- Cover to Our Fighting Forces #29 (Jan. 1958), art by Joe Kubert.

Publication information
- Publisher: DC Comics
- Schedule: Bimonthly: #1–11, #53–64, #104–153, #167–181 Monthly: #12–52, #154–166 Eight times a year: #65–103
- Format: Ongoing series
- Publication date: October–November 1954 – September–October 1978
- No. of issues: 181
- Main character(s): Gunner, Sarge and Pooch Larry Rock the Fighting Devil Dog Capt.
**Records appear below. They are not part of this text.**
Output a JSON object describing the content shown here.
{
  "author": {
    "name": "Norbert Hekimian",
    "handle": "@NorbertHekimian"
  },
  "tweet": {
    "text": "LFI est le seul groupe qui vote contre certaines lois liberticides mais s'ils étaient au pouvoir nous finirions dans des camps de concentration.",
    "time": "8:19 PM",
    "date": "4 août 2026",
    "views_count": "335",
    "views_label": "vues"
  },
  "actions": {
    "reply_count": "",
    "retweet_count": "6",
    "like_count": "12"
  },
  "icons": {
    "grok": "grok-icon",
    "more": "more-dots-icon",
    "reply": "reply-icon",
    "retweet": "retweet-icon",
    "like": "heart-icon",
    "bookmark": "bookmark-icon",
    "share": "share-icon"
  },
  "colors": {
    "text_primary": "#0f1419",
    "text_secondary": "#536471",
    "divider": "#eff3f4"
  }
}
Hunter Lt. Hunter's Hellcats The Losers

Creative team
- Written by: List Sam Glanzman, Archie Goodwin, France Herron, Robert Kanigher, Jack Kirby;
- Artist: List Jack Abel, Ross Andru, Ken Barr, Gene Colan, Ed Davis, Mort Drucker, Mike Esposito, Ric Estrada, George Evans, Sam Glanzman, Jerry Grandenetti, Russ Heath, Bruce Jones, Jack Kirby, Joe Kubert, Irv Novick, John Severin, Tom Sutton, Frank Thorne, Alex Toth, Wally Wood;
- Editor: List Robert Kanigher (#1–113) Joe Kubert (#114–143) Archie Goodwin (#144–150) Jack Kirby (#151–162) Murray Boltinoff (#163–181);

Collected editions
- Jack Kirby's The Losers: ISBN 1-4012-2165-3

= Our Fighting Forces =

DC Comics war comics anthology

Our Fighting Forces is a war comics anthology series published by DC Comics for 181 issues from 1954 to 1978.

==Publication history==
Our Fighting Forces began with an October-November 1954 cover date. Writer-editor Robert Kanigher's work appeared in most issues of the title. Artist Alex Toth worked with writer/editor Archie Goodwin on the story "Burma Sky" in Our Fighting Forces #146 (Dec. 1973–Jan. 1974) and Goodwin praised Toth's art in a 1998 interview: "To me, having Alex Toth do any kind of airplane story, it's a joy for me. If I see a chance to do something like that, I will. He did a really fabulous job on it". "Burma Sky" was reprinted in black-and-white decades later in Genius Illustrated: The Life and Work of Alex Toth. Jack Kirby wrote and drew issues #151 to 162 featuring The Losers. Other contributors include artists Jack Abel, Ross Andru, Ken Barr, Gene Colan, Ed Davis, Mort Drucker, Mike Esposito, Ric Estrada, George Evans, Jerry Grandenetti, Russ Heath, Bruce Jones, Joe Kubert, Irv Novick, John Severin, Tom Sutton, Frank Thorne, and Wally Wood, some of whom would also script. The series was cancelled as part of the DC Implosion with issue #181 (September–October 1978).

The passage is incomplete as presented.